Pinto had tried college, but she left amidst financial struggles and other challenges. Other early educators tell similar stories. And because their salaries are low, early educators hesitate to take out student loans, knowing how hard it would be to pay them off.
Fortunately, Massachusetts has created solutions.
In 2005, the state Legislature “approved the Early Childhood Educators Scholarship Program. It covers all or almost all of the cost of tuition for any Massachusetts early educator who is working in the field and obtaining a degree.” This scholarship program is helping Pinto earn her bachelor’s degree.
Massachusetts also has “an initiative called MassTransfer, which encourages students to earn an associate degree at a community college, then transfer to a bachelor’s program at a four-year school.”

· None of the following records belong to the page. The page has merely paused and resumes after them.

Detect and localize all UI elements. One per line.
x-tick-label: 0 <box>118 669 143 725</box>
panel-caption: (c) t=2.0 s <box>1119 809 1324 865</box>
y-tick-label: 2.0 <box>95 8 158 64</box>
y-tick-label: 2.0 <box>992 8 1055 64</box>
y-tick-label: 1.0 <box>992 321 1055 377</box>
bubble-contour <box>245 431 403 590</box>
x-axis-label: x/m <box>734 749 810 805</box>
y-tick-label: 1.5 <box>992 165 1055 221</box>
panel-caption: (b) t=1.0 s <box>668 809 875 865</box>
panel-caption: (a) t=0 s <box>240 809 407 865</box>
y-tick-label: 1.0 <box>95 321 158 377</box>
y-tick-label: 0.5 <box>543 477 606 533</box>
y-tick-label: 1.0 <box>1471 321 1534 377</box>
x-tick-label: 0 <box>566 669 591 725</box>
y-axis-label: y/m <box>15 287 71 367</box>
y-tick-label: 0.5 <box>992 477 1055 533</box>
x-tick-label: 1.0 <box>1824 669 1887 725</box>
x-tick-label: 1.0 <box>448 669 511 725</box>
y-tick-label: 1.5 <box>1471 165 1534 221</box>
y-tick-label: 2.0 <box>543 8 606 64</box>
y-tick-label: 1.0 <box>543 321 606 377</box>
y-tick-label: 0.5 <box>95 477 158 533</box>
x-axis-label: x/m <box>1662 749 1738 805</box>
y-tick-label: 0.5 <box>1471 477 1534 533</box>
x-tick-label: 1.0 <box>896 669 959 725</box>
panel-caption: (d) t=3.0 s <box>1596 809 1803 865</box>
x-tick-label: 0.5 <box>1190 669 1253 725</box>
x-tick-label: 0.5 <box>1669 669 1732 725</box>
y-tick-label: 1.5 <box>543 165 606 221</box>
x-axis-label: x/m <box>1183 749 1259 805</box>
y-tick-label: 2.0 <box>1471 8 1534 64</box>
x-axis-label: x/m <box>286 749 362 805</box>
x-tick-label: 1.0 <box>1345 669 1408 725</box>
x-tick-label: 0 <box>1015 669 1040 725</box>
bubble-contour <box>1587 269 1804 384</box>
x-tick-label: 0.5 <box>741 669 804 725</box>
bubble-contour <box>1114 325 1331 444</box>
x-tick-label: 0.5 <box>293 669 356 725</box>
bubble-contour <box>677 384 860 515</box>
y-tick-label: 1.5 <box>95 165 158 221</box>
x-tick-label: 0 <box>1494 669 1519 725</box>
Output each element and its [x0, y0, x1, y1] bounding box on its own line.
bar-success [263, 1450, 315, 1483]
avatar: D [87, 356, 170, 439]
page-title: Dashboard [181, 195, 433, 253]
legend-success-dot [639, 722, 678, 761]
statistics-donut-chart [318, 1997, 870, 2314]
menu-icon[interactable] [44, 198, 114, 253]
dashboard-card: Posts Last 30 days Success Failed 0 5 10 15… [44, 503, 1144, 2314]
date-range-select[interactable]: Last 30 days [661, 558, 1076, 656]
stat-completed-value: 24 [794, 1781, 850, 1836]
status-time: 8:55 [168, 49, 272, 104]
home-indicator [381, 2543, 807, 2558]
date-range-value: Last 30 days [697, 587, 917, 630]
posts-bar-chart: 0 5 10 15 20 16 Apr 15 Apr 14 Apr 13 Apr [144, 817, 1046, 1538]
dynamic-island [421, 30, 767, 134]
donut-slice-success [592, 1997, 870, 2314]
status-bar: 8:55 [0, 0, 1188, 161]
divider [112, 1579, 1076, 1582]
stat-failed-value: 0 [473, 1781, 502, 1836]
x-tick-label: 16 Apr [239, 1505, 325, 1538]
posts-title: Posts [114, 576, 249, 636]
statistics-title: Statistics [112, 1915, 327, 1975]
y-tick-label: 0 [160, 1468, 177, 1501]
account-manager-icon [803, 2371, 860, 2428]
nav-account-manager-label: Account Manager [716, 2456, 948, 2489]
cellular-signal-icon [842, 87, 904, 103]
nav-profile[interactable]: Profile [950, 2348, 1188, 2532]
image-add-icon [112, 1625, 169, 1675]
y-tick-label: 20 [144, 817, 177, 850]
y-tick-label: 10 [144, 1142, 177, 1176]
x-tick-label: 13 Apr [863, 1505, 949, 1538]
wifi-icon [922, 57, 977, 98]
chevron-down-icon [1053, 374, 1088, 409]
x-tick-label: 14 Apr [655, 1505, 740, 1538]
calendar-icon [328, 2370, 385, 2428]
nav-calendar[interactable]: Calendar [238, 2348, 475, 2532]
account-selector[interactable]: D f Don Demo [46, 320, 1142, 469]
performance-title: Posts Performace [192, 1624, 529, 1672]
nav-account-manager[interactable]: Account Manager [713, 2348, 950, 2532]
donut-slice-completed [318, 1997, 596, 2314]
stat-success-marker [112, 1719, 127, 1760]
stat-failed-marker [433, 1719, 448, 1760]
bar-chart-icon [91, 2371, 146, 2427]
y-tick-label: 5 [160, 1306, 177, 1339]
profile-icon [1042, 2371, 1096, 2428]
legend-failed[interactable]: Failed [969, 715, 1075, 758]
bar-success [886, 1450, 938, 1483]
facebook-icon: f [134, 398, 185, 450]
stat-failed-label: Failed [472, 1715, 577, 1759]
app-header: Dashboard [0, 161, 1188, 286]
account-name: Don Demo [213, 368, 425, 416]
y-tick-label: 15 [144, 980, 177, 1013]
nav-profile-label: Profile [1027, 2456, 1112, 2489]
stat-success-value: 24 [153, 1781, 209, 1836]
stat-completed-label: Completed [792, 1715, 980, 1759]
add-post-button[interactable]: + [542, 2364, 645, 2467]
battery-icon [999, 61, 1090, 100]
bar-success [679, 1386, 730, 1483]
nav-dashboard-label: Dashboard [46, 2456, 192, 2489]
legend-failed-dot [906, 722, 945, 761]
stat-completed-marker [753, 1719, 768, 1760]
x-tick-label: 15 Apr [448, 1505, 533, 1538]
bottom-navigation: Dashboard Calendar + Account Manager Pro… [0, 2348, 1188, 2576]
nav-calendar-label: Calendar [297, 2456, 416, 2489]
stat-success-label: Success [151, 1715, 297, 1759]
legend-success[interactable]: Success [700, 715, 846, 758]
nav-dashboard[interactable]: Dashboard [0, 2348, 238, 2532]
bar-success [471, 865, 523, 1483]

And Massachusetts officials are “testing out a new, competency-based pathway with a small group of early childhood educators who have already been in the field for many years. Those educators can earn college credits by successfully completing assessments demonstrating their knowledge or by completing online coursework. It’s a way to ensure that early childhood educators have the knowledge and skills they need while acknowledging the experience that seasoned teachers have gained already.”
Needless to say, there is more work to do. As the article notes:
“Early childhood experts and officials know that for higher education initiatives to work, they must ultimately be accompanied by efforts to improve teachers’ salaries.”
Winifred M. Hagan, an associate commissioner at the Massachusetts Department of Higher Education, who is quoted in the article, says public and private organizations should help address the problem of low salaries. She notes:
“Here in Massachusetts, we have a robust economy and we have all these industries benefiting from the early childhood system… But no one pays into the system.”
Civic and business leaders will have to tackle this issue. But in the meantime, Massachusetts should be proud of the paths it has paved to help early educators go to college. However, state policymakers should be itching to make more progress, because expanding academic opportunities for early educators would result in a more dynamic preschool experience for children.